Een van NLS’s meest revolutionaire functies, het Journaal, werd in 1970 ontwikkeld door de Australische computeringenieur David A. Evans als onderdeel van zijn doctoraalscriptie. The Journal was een primitief op hypertext gebaseerd groupware programma, dat kan worden gezien als een voorloper (zo niet de directe voorvader) van alle hedendaagse server software die collaboratieve documentcreatie ondersteunt (zoals wiki’s). Het werd gebruikt door ARC-leden om te discussiëren, debatteren en concepten te verfijnen op dezelfde manier als wiki’s vandaag worden gebruikt. Het tijdschrift werd gebruikt om documenten op te slaan voor het Network Information Center en vroege netwerk e-mail archieven. De meeste documenten van het tijdschrift zijn bewaard gebleven in papieren vorm en worden bewaard in de archieven van Stanford University; ze zijn een waardevol verslag van de evolutie van de ARC-gemeenschap van 1970 tot de commercialisering begon in 1976. Een aanvullende reeks Journal-documenten bestaat in het Computer History Museum, samen met een grote verzameling ARC-back-uptapes vanaf het begin van de jaren zeventig, alsmede enkele tapes uit de jaren zestig van de SDS 940.

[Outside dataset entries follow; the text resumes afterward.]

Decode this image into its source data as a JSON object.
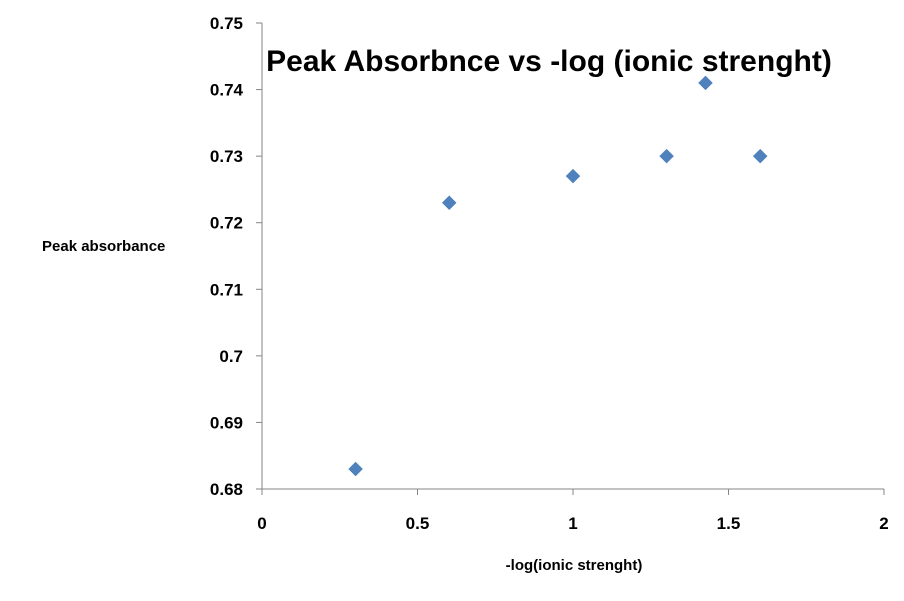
{
  "chart_data": {
    "type": "scatter",
    "title": "Peak Absorbnce vs -log (ionic strenght)",
    "xlabel": "-log(ionic strenght)",
    "ylabel": "Peak absorbance",
    "xlim": [
      0,
      2
    ],
    "ylim": [
      0.68,
      0.75
    ],
    "x_ticks": [
      "0",
      "0.5",
      "1",
      "1.5",
      "2"
    ],
    "y_ticks": [
      "0.68",
      "0.69",
      "0.7",
      "0.71",
      "0.72",
      "0.73",
      "0.74",
      "0.75"
    ],
    "grid": false,
    "legend": "none",
    "marker": "diamond",
    "marker_color": "#4f81bd",
    "series": [
      {
        "x": [
          0.301,
          0.602,
          1.0,
          1.301,
          1.426,
          1.602
        ],
        "y": [
          0.683,
          0.723,
          0.727,
          0.73,
          0.741,
          0.73
        ]
      }
    ]
  }
}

De NLS werd geïmplementeerd met behulp van verschillende domeinspecifieke talen die werden geïmplementeerd met de Tree Meta compiler-compiler. De uiteindelijke implementatietaal werd L10 genoemd.
In 1970 werd NLS overgezet op de PDP-10 computer (zoals gewijzigd door BBN om het TENEX besturingssysteem te draaien). Medio 1971 werd de TENEX-implementatie van NLS in gebruik genomen als het nieuwe Netwerk Informatie Centrum, maar zelfs deze computer kon slechts een klein aantal gelijktijdige gebruikers aan. Toegang was mogelijk via op maat gemaakte beeldschermwerkstations, of eenvoudige typemachine-achtige terminals, minder duur en gangbaarder in die tijd.Tegen 1974 was het NIC verzelfstandigd tot een apart project op een eigen computer.